Abstract

State‐owned industrial enterprises' (SOIEs') non‐R&D innovation activities have been ignored by scholars. Using panel data on the regions of China, this paper examines the impact of non‐R&D innovation by SOIEs on regional total factor productivity (TFP) with panel Co‐integration and a panel vector error correction (VEC) model. The results show that SOIEs' non‐R&D innovation is important for economic growth, and different types of non‐R&D innovations have heterogeneous effects on regional TFP. Foreign technology acquisition (FTA) has more positive long‐term and short‐term impacts on regional TFP than do R&D expenditures. Technology assimilation (TA) improves regional TFP, but the effect of R&D expenditures on innovation is higher than that of TA in the eastern region. Domestic technology purchases (DTPs) have no significant impact on regional TFP in the central and western regions and even have a negative effect in the eastern region.
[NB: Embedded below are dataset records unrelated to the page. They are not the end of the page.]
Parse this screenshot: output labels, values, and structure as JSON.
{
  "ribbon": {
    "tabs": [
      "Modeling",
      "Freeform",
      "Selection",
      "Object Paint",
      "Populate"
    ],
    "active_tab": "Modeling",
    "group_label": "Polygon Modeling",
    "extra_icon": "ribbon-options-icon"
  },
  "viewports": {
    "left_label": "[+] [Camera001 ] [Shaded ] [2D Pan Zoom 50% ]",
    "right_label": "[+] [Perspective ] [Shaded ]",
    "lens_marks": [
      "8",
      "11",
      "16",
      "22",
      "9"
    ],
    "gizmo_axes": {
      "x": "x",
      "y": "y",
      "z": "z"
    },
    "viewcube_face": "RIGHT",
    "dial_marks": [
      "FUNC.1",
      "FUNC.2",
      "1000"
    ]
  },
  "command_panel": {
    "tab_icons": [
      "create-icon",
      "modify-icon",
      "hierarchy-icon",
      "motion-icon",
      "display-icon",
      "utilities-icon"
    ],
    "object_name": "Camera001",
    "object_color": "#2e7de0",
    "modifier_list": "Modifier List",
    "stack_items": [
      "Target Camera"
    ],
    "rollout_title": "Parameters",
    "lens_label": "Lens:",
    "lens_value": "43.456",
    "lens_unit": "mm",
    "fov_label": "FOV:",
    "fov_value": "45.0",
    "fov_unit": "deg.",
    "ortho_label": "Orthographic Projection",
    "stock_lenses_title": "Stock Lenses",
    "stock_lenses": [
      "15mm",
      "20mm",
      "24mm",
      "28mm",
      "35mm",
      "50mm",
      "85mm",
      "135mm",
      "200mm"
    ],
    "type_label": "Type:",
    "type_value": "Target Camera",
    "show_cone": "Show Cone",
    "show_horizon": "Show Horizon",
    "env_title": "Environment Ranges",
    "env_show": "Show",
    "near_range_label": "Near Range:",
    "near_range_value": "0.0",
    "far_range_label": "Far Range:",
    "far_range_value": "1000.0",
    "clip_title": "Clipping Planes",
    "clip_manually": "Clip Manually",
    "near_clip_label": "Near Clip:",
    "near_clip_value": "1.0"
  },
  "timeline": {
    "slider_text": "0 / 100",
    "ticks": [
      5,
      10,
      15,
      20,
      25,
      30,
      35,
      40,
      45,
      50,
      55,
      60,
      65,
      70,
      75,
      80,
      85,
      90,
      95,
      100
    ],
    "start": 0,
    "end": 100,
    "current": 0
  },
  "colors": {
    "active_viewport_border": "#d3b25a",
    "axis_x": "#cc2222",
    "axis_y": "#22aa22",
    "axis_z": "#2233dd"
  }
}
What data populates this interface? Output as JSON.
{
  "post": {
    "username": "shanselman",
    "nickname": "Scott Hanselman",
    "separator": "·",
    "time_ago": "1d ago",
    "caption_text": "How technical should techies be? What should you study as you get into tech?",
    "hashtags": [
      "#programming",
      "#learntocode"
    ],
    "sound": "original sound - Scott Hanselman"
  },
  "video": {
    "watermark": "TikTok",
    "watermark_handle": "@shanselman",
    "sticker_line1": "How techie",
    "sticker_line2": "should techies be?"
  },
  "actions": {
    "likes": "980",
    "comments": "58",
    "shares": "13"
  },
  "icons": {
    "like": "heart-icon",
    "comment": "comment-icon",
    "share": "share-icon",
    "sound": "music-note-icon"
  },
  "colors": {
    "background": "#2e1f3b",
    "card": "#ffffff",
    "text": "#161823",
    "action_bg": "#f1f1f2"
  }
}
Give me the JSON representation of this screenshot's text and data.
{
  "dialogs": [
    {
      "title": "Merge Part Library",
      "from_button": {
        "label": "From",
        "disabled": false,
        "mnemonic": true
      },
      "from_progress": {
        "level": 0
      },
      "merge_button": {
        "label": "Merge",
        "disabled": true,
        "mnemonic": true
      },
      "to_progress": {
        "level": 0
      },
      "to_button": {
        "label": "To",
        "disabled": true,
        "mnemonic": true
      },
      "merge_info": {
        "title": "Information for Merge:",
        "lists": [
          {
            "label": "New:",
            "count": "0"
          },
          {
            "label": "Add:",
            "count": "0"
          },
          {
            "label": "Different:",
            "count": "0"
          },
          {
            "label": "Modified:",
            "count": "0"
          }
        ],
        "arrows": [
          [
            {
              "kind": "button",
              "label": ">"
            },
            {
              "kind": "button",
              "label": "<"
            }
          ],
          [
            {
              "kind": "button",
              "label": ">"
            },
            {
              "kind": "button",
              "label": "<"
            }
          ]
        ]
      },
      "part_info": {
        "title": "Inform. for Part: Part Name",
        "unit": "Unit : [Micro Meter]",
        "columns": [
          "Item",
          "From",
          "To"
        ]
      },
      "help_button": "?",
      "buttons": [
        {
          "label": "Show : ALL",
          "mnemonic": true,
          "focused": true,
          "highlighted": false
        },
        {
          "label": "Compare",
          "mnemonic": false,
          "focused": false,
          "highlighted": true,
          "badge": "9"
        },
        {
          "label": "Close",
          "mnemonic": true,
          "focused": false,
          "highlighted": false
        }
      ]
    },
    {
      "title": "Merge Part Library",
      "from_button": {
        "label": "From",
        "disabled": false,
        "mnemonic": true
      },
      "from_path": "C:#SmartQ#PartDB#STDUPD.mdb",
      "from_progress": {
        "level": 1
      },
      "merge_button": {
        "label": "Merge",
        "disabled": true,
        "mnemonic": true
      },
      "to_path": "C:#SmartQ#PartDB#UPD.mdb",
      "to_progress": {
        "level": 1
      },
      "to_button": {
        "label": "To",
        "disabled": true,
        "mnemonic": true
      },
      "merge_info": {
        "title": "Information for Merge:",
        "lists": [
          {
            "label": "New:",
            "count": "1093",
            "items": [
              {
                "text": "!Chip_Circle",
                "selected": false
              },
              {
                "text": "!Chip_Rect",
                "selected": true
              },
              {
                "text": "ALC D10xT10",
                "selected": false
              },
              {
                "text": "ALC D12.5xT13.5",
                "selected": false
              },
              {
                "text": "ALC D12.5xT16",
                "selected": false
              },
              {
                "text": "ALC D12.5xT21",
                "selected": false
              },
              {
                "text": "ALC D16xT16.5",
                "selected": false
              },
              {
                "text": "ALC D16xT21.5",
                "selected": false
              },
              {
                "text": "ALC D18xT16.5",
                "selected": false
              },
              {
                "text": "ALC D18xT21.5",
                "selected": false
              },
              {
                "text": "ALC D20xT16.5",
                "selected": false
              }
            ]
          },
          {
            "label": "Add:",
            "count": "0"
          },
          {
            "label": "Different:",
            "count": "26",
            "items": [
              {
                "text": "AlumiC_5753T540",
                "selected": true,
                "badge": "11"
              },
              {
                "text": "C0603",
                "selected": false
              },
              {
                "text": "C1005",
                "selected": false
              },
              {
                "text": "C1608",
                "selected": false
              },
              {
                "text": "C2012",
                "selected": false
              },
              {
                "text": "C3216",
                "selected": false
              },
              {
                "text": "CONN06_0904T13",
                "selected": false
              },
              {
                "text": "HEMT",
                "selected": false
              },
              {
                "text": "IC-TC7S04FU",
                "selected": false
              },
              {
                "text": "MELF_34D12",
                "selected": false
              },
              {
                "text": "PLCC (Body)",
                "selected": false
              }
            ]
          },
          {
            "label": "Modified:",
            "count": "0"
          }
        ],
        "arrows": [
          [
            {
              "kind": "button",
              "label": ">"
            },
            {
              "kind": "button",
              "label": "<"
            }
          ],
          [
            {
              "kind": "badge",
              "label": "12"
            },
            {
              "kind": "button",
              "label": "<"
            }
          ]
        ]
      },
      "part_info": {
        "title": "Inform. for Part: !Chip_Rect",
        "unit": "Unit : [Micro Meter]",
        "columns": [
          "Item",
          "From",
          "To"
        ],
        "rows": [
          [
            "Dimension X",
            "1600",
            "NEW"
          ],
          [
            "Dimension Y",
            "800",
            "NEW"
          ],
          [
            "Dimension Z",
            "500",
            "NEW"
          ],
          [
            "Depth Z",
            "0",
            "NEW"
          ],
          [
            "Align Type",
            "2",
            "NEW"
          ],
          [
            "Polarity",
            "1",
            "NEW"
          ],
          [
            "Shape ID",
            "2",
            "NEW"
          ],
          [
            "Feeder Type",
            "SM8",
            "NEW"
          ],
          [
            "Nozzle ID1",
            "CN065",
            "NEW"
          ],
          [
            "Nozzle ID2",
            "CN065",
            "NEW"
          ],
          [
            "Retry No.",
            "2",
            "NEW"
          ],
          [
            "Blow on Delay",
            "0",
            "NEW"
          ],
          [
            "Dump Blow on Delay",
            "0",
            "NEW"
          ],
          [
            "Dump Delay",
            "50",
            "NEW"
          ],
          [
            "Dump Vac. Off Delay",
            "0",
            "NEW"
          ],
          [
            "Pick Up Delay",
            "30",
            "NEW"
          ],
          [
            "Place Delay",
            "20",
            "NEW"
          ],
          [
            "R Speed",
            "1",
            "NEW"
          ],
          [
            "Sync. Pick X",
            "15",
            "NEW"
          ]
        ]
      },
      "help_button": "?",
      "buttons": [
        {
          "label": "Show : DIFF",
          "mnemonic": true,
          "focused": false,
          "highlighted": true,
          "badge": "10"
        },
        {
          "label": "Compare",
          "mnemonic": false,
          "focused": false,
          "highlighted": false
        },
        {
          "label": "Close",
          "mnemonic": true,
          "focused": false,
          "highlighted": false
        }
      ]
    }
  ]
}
Technology transformation (TT) has a stronger long‐term positive effect on regional TFP than R&D expenditures, but R&D innovation has a stronger short‐term positive effect than TT. We examine the impact of SOIEs' non‐R&D innovation on regional economic efficiency and, to a degree, identify the source of its effect on innovation. This study emphasizes the critical function of technology diffusion in fostering economic efficiency.